This morning I had a fascinating conversation with a CMO for a very large technology company. We were talking about a huge challenge they faced in driving growth.
They have a very large customer base, built of decades with truly innovative products. Within those traditional markets, they had a dominant share. But those markets wouldn’t support their growth ambitions. They had to start reaching out engaging and acquiring new customers in very different markets.
The CMO was struggling with the strategy for doing this. He was getting a lot of pressure from sales, from the CEO and others to broaden his messaging. He needed a message that would resonate with their traditional clients, as well as attract interest in these new target markets.
We discussed how that strategy would fail, in my inimitable way, I quoted the famous “If you to appeal to everyone, you will appeal to know one.”
The challenge was, the current messaging was tuned to fit their current markets. They understood those markets and customers deeply, they had refined what they communicated, how they communicated, and how they engaged those customers in ways that were very successful.
But the target customers in the new markets were very different, not only were the markets different, but the operating styles were very different. While they had similar problems, driving my client to demonstrate how they could solve their problems, how they described those, the methods they had traditionally used were very different.

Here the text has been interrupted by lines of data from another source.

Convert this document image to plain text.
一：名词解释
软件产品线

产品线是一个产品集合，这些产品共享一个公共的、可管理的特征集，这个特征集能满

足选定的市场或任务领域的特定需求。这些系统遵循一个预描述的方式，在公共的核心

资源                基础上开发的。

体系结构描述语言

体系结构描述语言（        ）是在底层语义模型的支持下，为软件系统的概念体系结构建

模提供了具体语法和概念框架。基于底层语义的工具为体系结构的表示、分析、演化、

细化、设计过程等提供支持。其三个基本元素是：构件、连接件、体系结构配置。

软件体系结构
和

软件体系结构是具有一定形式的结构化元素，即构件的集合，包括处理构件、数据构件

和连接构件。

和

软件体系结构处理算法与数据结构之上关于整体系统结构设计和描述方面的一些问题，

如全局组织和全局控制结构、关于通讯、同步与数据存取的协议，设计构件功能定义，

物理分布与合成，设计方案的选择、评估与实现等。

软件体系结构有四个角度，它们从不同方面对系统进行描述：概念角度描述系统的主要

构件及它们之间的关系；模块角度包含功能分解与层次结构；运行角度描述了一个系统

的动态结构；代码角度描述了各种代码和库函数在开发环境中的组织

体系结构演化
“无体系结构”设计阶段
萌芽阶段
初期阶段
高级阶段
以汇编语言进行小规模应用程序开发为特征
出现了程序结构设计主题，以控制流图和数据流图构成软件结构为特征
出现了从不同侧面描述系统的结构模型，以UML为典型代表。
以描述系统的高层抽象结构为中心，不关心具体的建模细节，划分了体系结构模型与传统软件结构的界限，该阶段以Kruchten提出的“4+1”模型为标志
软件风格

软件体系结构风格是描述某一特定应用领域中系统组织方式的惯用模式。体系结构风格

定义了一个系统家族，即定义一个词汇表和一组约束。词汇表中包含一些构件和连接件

To be successful in reaching and engaging these new customers, the messaging had to be completely changed. The channels through which they communicated those messages were substantively different. The language and style of how they presented themselves would have to be very different.
To illustrate the point, you might think of their traditional customers as the “adults” in the room. Their new customers were the “kids” with different ambitions, different ways of working, different ways of engaging.
To adapt their messaging to bridge the two markets would have been a complete failure. Not only would it not capture the attention of their new target audience, but it would not respond to the needs of the current markets and customers.
We agreed that we needed to continue to message and engage their current customers through the methods that had been refined over the years and were very effective.
And we decided we needed to create a different persona for the company, what and how they communicated, in a way that would capture the attention and resonate with the new audience. In some sense we were creating a “TraditionalCO” and “NewCo” at the website and in all their communications. We could architect the website, leverage SEO, etc to direct traditional customers to what they wanted to see and learn. We could direct the new customers to the parts of the site they wanted to see. So when each searched, they would land on the part of the site that would be most relevant to them.
We went on to look at their outbound, we developed two different strategies to reach out and engage those different customer sets.
We talked about industry conferences, those their traditional customers went to those their new customers attended, and how to deal with conferences where both showed up.
Then we moved on to the sales engagement process and how to maintain the right messaging and engagement strategies that would resonate with each segment.
It was a fascinating discussion and we started outlining the key elements of what and how they moved forward.
This challenge isn’t unique to this company. At some point, as companies seek to grow and expand, we have to rethink our engagement strategies to be engaging for those new segments.
Even within our traditional markets, we inflict the same stuff and methods on very different people and organizations. We send the same content to CFOs, CIOs, Procurement, and Users, even though we know they have varying concerns, different priorities, different objectives. We take everyone on the same journey, without understanding and aligning their differences.
It’s no wonder why so many of our engagement strategies fail!
Trying a “one size fits all approach” will never fit anyone. Yet sadly, too often, that’s the default strategy in trying to engage current markets, new markets, current personas, new personas.
The good news is that we have the technology and tools to connect in very deep, personalized, and unique ways with all these different segments. We just need to do the work, rather than what’s easy.